Le Passe (Asghar Farhadi)

There’s an older post on this blog (lamentably incomplete) on how effectively Farhadi’s script utilises the framework and beats of the detective genre. (Quite likely without any intention of doing so, in much the same way his A Separation ups-the-ante on the courtroom battle stories.) This was pitch perfect filmmaking on every level. If we went into every thing it did right, we’d be here all day. Some things to watch for: deep focus compositions that allow the cast to breathe; realism without shakey-cam; an opening that beautifully flags the issues ahead without the symbols showing too clearly; a discrete colour arc; the metaphorical setting (a house mid-paintjob); great performances at all ages. The most graceful touch of all: a style shift to formalism worthy of Bresson as we finally meet the ghost whose unhappy wake we’ve witnessed.

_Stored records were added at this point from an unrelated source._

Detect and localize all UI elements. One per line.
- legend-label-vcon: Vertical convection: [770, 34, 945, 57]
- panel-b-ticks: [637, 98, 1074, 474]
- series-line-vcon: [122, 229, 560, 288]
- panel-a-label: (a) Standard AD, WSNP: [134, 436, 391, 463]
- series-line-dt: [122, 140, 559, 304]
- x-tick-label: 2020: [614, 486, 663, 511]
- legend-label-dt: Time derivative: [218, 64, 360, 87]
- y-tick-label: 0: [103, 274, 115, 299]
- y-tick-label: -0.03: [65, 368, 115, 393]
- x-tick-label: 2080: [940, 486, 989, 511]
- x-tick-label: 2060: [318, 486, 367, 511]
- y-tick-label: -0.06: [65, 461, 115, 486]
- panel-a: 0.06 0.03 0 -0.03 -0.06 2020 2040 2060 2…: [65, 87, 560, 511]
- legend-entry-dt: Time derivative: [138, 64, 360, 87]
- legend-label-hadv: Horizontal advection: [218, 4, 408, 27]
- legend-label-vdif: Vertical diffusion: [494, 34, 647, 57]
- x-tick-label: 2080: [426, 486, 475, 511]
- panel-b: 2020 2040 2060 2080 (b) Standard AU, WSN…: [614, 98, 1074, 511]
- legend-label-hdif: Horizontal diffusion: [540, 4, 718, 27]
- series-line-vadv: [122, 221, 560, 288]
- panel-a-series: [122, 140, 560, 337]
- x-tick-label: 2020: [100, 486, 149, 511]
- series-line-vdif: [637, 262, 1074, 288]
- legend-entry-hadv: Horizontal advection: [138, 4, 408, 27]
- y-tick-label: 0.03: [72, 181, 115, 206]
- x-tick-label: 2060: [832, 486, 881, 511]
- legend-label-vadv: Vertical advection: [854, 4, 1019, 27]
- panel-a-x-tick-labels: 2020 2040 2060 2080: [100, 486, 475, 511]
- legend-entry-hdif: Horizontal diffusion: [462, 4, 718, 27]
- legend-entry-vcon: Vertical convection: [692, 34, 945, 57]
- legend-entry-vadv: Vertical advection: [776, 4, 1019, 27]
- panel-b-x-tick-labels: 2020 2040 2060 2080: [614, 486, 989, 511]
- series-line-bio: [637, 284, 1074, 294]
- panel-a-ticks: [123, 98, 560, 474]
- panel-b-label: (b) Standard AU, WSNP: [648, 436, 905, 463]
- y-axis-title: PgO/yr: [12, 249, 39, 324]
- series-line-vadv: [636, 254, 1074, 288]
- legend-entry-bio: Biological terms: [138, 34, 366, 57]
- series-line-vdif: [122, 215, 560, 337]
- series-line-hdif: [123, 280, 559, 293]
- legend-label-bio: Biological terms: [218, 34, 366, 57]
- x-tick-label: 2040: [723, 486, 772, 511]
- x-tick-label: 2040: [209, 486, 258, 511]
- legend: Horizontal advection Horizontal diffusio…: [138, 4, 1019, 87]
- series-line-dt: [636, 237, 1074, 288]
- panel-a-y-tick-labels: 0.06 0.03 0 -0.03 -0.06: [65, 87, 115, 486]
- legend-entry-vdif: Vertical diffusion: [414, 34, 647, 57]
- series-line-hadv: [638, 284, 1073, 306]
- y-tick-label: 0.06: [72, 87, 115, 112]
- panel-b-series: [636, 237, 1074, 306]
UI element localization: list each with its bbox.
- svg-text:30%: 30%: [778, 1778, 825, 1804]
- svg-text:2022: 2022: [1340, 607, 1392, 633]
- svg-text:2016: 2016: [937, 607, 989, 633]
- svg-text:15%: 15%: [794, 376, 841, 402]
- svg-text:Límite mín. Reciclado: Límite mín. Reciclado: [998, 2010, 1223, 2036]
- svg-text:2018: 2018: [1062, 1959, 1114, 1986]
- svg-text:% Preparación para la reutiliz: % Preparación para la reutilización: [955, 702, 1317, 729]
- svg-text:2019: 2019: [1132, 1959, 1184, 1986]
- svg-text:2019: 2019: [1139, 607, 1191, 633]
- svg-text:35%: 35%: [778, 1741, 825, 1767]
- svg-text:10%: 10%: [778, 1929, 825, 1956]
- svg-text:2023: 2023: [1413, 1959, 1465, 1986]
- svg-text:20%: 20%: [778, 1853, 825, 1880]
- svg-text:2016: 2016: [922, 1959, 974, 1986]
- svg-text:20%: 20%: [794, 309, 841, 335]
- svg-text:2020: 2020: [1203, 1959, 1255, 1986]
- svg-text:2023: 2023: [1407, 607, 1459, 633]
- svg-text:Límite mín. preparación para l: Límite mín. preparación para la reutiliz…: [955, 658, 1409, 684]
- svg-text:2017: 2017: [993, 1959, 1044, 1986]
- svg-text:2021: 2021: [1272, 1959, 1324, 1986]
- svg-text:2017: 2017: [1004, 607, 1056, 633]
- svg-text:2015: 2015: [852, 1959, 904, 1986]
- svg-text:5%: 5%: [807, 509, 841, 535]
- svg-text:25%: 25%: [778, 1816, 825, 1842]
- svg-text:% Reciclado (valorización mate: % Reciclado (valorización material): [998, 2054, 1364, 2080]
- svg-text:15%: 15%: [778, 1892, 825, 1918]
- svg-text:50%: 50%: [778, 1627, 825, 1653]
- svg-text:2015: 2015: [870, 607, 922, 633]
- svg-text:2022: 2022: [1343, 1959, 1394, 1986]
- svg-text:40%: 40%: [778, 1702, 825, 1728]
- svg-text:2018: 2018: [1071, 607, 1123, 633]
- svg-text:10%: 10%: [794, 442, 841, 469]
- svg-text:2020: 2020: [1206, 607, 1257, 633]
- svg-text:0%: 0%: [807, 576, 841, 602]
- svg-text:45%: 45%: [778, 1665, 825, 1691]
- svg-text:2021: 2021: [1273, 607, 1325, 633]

Farhadi already showed in A Separation that he doesn’t need bad guys to generate dramatic conflict, and that instinct shows in his crafting of the characters. The film consistently turns left when other films would turn right. (Take the unease we naturally feel when Ahmad – Ali Mosaffa – is left in the care of children not his own, and how it’s subverted by what a natural Ahmad is with the kids.) Perhaps the ablest hattrick is the passing of the ball between protagonists over the course of the film. Ahmad (Ali Mosaffa) is the right perspective to bring us into this world, and when others take over the torch to lead us to the self-revelation, most viewers will never notice that it’s happened.